By Emma Hickey
I start everyday by listening to The New York Times news podcast “The Daily.” I find it primes me for my day, and for the last two weeks, I’ve been primed for days dominated by discussions of sexual assault. The story of Supreme Court nominee Brett Kavanaugh, Dr. Christine Blasey Ford, the male-dominated Senate Judiciary Committee, and the confirmation hearings, have seeped into every vertical of my life. My friends, my favorite writers, my coworkers, the man at the bodega—everyone is either talking about the hearings themselves, or talking about the old wounds this news cycle has reopened. New Yorker writer Jia Tolentino put it better than I ever could:
It’s been hard to think of anything else. The news has been too loud to tune out, and—more importantly—I didn’t want to tune it out. I spent all day Thursday and Friday watching livestreams of the proceedings, listening to pundits discuss Dr. Ford’s and Kavanaugh’s testimonies, and talking about it with my friends, family, colleagues and strangers. One thing I did not do much of, though, is work.
I know that even when the news stops me in my tracks, the world spins on, and I know that even when my thoughts have turned single-minded, I have to make room for the responsibilities of my daily life, but what I don’t know is how to do this.
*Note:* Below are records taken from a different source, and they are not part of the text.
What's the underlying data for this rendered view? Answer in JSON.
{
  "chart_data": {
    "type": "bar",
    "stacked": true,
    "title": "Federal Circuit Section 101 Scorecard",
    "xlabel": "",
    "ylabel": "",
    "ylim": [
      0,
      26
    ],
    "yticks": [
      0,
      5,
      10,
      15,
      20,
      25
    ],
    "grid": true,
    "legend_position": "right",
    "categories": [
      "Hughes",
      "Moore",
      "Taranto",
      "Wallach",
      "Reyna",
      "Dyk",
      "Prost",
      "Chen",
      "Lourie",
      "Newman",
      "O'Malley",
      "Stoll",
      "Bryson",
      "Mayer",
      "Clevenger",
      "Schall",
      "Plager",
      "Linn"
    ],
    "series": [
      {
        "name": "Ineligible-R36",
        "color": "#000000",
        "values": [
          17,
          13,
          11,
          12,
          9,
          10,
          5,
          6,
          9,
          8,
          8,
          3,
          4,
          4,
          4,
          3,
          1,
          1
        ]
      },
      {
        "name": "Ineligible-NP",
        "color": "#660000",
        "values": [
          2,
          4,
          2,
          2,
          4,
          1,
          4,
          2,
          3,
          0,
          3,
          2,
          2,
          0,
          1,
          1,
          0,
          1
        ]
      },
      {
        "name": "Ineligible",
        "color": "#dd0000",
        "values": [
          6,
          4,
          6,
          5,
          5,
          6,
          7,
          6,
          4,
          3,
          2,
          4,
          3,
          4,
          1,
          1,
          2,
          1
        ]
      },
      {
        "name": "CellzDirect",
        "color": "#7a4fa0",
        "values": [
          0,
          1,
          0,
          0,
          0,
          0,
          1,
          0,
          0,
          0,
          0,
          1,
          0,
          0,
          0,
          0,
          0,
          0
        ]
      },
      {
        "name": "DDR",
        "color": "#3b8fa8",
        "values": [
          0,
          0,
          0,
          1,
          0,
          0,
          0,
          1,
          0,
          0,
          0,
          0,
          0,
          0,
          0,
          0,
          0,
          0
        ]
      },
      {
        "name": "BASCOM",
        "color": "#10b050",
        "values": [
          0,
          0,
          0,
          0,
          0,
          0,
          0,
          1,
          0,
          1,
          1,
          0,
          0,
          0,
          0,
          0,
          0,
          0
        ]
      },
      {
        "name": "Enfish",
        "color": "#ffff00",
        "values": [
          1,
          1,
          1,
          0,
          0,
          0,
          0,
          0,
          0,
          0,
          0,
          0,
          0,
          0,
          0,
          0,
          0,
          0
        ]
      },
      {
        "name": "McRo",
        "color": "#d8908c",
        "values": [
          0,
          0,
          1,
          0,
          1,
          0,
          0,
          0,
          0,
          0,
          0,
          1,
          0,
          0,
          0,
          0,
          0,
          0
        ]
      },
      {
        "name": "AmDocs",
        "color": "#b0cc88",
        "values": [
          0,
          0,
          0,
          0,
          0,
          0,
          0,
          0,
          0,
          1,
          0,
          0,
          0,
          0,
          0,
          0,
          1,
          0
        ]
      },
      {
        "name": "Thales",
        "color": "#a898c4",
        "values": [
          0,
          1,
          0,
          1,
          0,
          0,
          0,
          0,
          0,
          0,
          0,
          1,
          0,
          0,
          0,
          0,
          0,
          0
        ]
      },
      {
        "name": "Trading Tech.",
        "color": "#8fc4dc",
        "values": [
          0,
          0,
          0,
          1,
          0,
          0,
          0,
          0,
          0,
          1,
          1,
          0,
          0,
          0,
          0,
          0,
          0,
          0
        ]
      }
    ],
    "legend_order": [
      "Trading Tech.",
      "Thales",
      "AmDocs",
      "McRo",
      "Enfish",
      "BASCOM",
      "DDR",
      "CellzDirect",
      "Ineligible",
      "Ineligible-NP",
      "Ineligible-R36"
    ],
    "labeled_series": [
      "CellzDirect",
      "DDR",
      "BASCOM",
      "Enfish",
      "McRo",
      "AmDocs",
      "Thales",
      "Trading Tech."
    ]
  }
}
All the women I know, and I suspect many people I don’t, have expressed similar thoughts this week. How can we even think about closing deals, filling out expense reports, cleaning our apartments, when it feels like the world beyond all that is on fire? I certainly don’t know, but we have to, and here are a few thoughts—half-formed and created out of necessity rather than desire—that might help you (and me) try:
Create a space where you can consume the news in a group, rather than alone. My friend’s office livestreamed the hearings in a conference room all day on Thursday and Friday. Her coworkers brought their laptops to the conference room and instead of experiencing the onslaught of emotions provoked by this news cycle while isolated at their desks, they experienced it together, and that made a difficult thing more bearable. The mildest way to put it is that sometimes current events are the elephant in the room, and instead of spending your work day fastidiously avoiding acknowledging the elephant, it can actually be more helpful to look it in the eyes.
Protect yourself. Turn off the news when you can’t take it anymore. Don’t feel obligated to consume something that will make you sick. When the news is heavy, bear it but don’t let it crush you. Back in May, we posted a blog about self care that you can read here, and those tips for decompressing from the stress of day to day life apply in these more extreme situations, too.
Accept that you won’t be your best self when everyday is a march through relentless and devastating rhetoric. Forgive yourself for not performing at your highest level on days like these. It’s ok. Go to bed, wake up tomorrow, try to make it through the news cycle as best you can, and be kind to yourself when you can’t.
It’s unrealistic to think that you, I, we can plow through the day like normal when all that’s in the ether is abnormal. We have to try to find balance that will allow us to get through our days until the storm shifts from the foreground to the background. It’s challenging, and we have to name it as such. On days when the news is too loud to tune out, we must simply do our best and accept that that is enough.